Fittingly, his mother, Corinthia Uliasz, pushed him into his current direction.
"She said, 'Why don't you go to cooking school?'" Page said.
That's just what Page is doing. He's halfway through a 2-year culinary arts program at Fayetteville Technical Community College, where he's learning the ins and outs, dos and don'ts and rules and recommendations of food and the food-service industry. He hopes to use his training to get a job cooking on a cruise ship and one day open his own gourmet soul food restaurant.
Page developed a love for soul food when he was a boy. He lived with his grandmother while his mother was serving in the military. She made traditional soul food -- and she made it well. His mouth waters at the thought of chicken, collards, mashed potatoes, macaroni and cheese.
"It's just comfort when you eat and cook that food," he said. "It makes you feel like you're at home."
As an adult, he made his own versions of soul food dishes and won frequent compliments from family and friends.
And the dishes have evolved over the years, the result of new ideas and techniques -- and changing health situations. Five years ago, Page was diagnosed with diabetes. Since then, he's been on a mission to find healthier ways to make dishes that have traditionally relied on lots of grease, fat and frying.
He uses chicken and beef stock and seasonings to provide flavor in place of some fat. And he uses a bit of bacon instead of whole ham hocks.
He said one key to good cooking is doing it slowly and carefully.

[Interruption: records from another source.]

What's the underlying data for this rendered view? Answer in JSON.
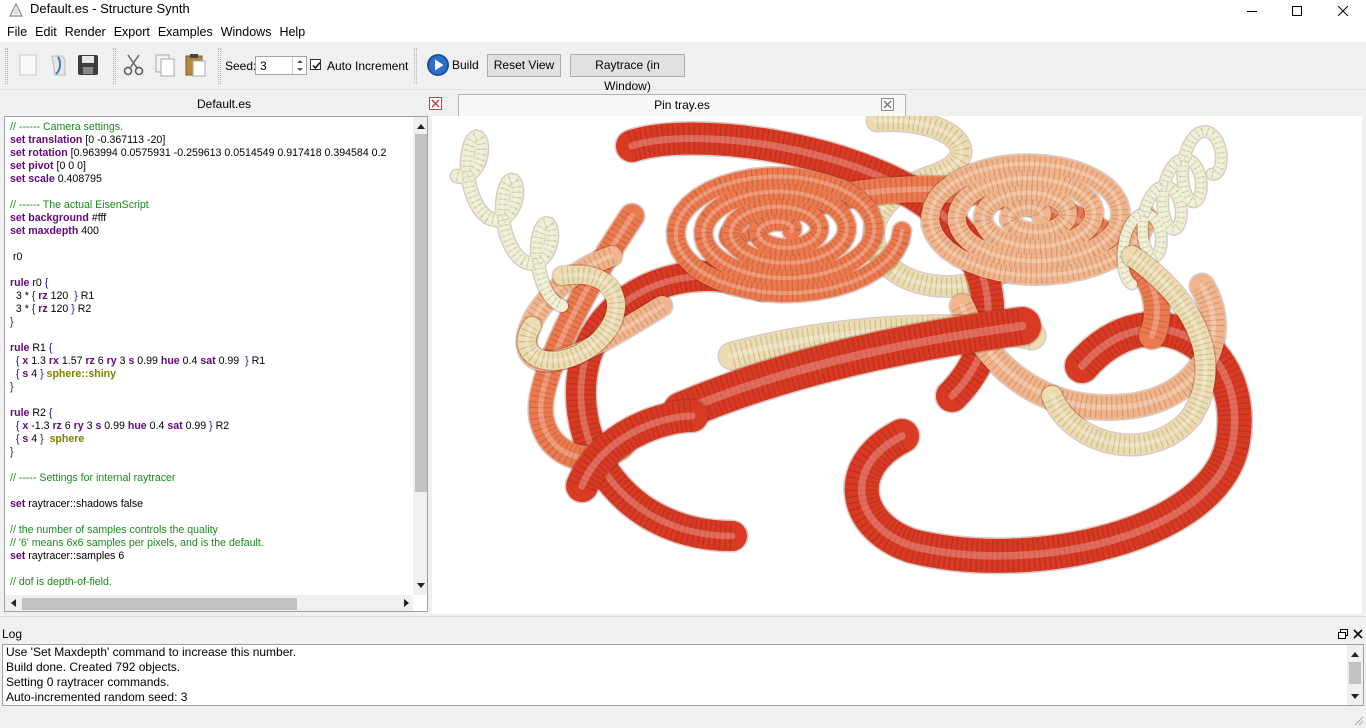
{
  "window": {
    "title": "Default.es - Structure Synth",
    "icons": {
      "app": "triangle-app-icon",
      "minimize": "minimize-icon",
      "maximize": "maximize-icon",
      "close": "close-icon"
    }
  },
  "menubar": [
    "File",
    "Edit",
    "Render",
    "Export",
    "Examples",
    "Windows",
    "Help"
  ],
  "toolbar": {
    "seed_label": "Seed:",
    "seed_value": "3",
    "auto_increment_label": "Auto Increment",
    "auto_increment_checked": true,
    "build_label": "Build",
    "reset_view_label": "Reset View",
    "raytrace_label": "Raytrace (in Window)"
  },
  "editor": {
    "tab_label": "Default.es",
    "lines": [
      [
        {
          "t": "// ------ Camera settings.",
          "c": "com"
        }
      ],
      [
        {
          "t": "set translation",
          "c": "kw"
        },
        {
          "t": " [0 -0.367113 -20]",
          "c": "tx"
        }
      ],
      [
        {
          "t": "set rotation",
          "c": "kw"
        },
        {
          "t": " [0.963994 0.0575931 -0.259613 0.0514549 0.917418 0.394584 0.2",
          "c": "tx"
        }
      ],
      [
        {
          "t": "set pivot",
          "c": "kw"
        },
        {
          "t": " [0 0 0]",
          "c": "tx"
        }
      ],
      [
        {
          "t": "set scale",
          "c": "kw"
        },
        {
          "t": " 0.408795",
          "c": "tx"
        }
      ],
      [],
      [
        {
          "t": "// ------ The actual EisenScript",
          "c": "com"
        }
      ],
      [
        {
          "t": "set background",
          "c": "kw"
        },
        {
          "t": " #fff",
          "c": "tx"
        }
      ],
      [
        {
          "t": "set maxdepth",
          "c": "kw"
        },
        {
          "t": " 400",
          "c": "tx"
        }
      ],
      [],
      [
        {
          "t": " r0",
          "c": "tx"
        }
      ],
      [],
      [
        {
          "t": "rule",
          "c": "kw"
        },
        {
          "t": " r0 ",
          "c": "tx"
        },
        {
          "t": "{",
          "c": "br"
        }
      ],
      [
        {
          "t": "  3 * ",
          "c": "tx"
        },
        {
          "t": "{ ",
          "c": "br"
        },
        {
          "t": "rz",
          "c": "kw"
        },
        {
          "t": " 120  ",
          "c": "tx"
        },
        {
          "t": "}",
          "c": "br"
        },
        {
          "t": " R1",
          "c": "tx"
        }
      ],
      [
        {
          "t": "  3 * ",
          "c": "tx"
        },
        {
          "t": "{ ",
          "c": "br"
        },
        {
          "t": "rz",
          "c": "kw"
        },
        {
          "t": " 120 ",
          "c": "tx"
        },
        {
          "t": "}",
          "c": "br"
        },
        {
          "t": " R2",
          "c": "tx"
        }
      ],
      [
        {
          "t": "}",
          "c": "br"
        }
      ],
      [],
      [
        {
          "t": "rule",
          "c": "kw"
        },
        {
          "t": " R1 ",
          "c": "tx"
        },
        {
          "t": "{",
          "c": "br"
        }
      ],
      [
        {
          "t": "  { ",
          "c": "br"
        },
        {
          "t": "x",
          "c": "kw"
        },
        {
          "t": " 1.3 ",
          "c": "tx"
        },
        {
          "t": "rx",
          "c": "kw"
        },
        {
          "t": " 1.57 ",
          "c": "tx"
        },
        {
          "t": "rz",
          "c": "kw"
        },
        {
          "t": " 6 ",
          "c": "tx"
        },
        {
          "t": "ry",
          "c": "kw"
        },
        {
          "t": " 3 ",
          "c": "tx"
        },
        {
          "t": "s",
          "c": "kw"
        },
        {
          "t": " 0.99 ",
          "c": "tx"
        },
        {
          "t": "hue",
          "c": "kw"
        },
        {
          "t": " 0.4 ",
          "c": "tx"
        },
        {
          "t": "sat",
          "c": "kw"
        },
        {
          "t": " 0.99  ",
          "c": "tx"
        },
        {
          "t": "}",
          "c": "br"
        },
        {
          "t": " R1",
          "c": "tx"
        }
      ],
      [
        {
          "t": "  { ",
          "c": "br"
        },
        {
          "t": "s",
          "c": "kw"
        },
        {
          "t": " 4 ",
          "c": "tx"
        },
        {
          "t": "} ",
          "c": "br"
        },
        {
          "t": "sphere::shiny",
          "c": "prim"
        }
      ],
      [
        {
          "t": "}",
          "c": "br"
        }
      ],
      [],
      [
        {
          "t": "rule",
          "c": "kw"
        },
        {
          "t": " R2 ",
          "c": "tx"
        },
        {
          "t": "{",
          "c": "br"
        }
      ],
      [
        {
          "t": "  { ",
          "c": "br"
        },
        {
          "t": "x",
          "c": "kw"
        },
        {
          "t": " -1.3 ",
          "c": "tx"
        },
        {
          "t": "rz",
          "c": "kw"
        },
        {
          "t": " 6 ",
          "c": "tx"
        },
        {
          "t": "ry",
          "c": "kw"
        },
        {
          "t": " 3 ",
          "c": "tx"
        },
        {
          "t": "s",
          "c": "kw"
        },
        {
          "t": " 0.99 ",
          "c": "tx"
        },
        {
          "t": "hue",
          "c": "kw"
        },
        {
          "t": " 0.4 ",
          "c": "tx"
        },
        {
          "t": "sat",
          "c": "kw"
        },
        {
          "t": " 0.99 ",
          "c": "tx"
        },
        {
          "t": "}",
          "c": "br"
        },
        {
          "t": " R2",
          "c": "tx"
        }
      ],
      [
        {
          "t": "  { ",
          "c": "br"
        },
        {
          "t": "s",
          "c": "kw"
        },
        {
          "t": " 4 ",
          "c": "tx"
        },
        {
          "t": "}  ",
          "c": "br"
        },
        {
          "t": "sphere",
          "c": "prim"
        }
      ],
      [
        {
          "t": "}",
          "c": "br"
        }
      ],
      [],
      [
        {
          "t": "// ----- Settings for internal raytracer",
          "c": "com"
        }
      ],
      [],
      [
        {
          "t": "set",
          "c": "kw"
        },
        {
          "t": " raytracer::shadows false",
          "c": "tx"
        }
      ],
      [],
      [
        {
          "t": "// the number of samples controls the quality",
          "c": "com"
        }
      ],
      [
        {
          "t": "// '6' means 6x6 samples per pixels, and is the default.",
          "c": "com"
        }
      ],
      [
        {
          "t": "set",
          "c": "kw"
        },
        {
          "t": " raytracer::samples 6",
          "c": "tx"
        }
      ],
      [],
      [
        {
          "t": "// dof is depth-of-field.",
          "c": "com"
        }
      ]
    ]
  },
  "viewport": {
    "tab_label": "Pin tray.es",
    "background": "#ffffff",
    "palette": {
      "deep_red": "#d93a24",
      "orange": "#ec7a4e",
      "peach": "#f2b48a",
      "cream": "#ecdcb0",
      "pale": "#efefd2"
    }
  },
  "log": {
    "header": "Log",
    "lines": [
      "Use 'Set Maxdepth' command to increase this number.",
      "Build done. Created 792 objects.",
      "Setting 0 raytracer commands.",
      "Auto-incremented random seed: 3"
    ]
  }
}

"When you're in the kitchen, you can't leave the kitchen," he said. "You always have to pay attention to what you have in the oven or on the stove."
Another key, he said, is caring about what you're making, however complicated or simple the dish is.
"You have to put passion into your food," Page said. "I don't care if it's hot dogs and hamburgers. If you pay attention and cook them right, they'll taste real good."
Here are five tips from Joseph Page on making delicious and healthier soul food:
1. Add seasonings carefully, tasting along the way to see when it suits you.
2. For tender greens, cook them for three to four hours -- until they're "army green," not bright green.
3. To reduce bitterness in greens, use chicken stock and beef stock in place of sugar.
4. For flavor with less fat, use a piece of bacon in place of ham hocks.
5. Try breading chicken and baking it instead of frying it.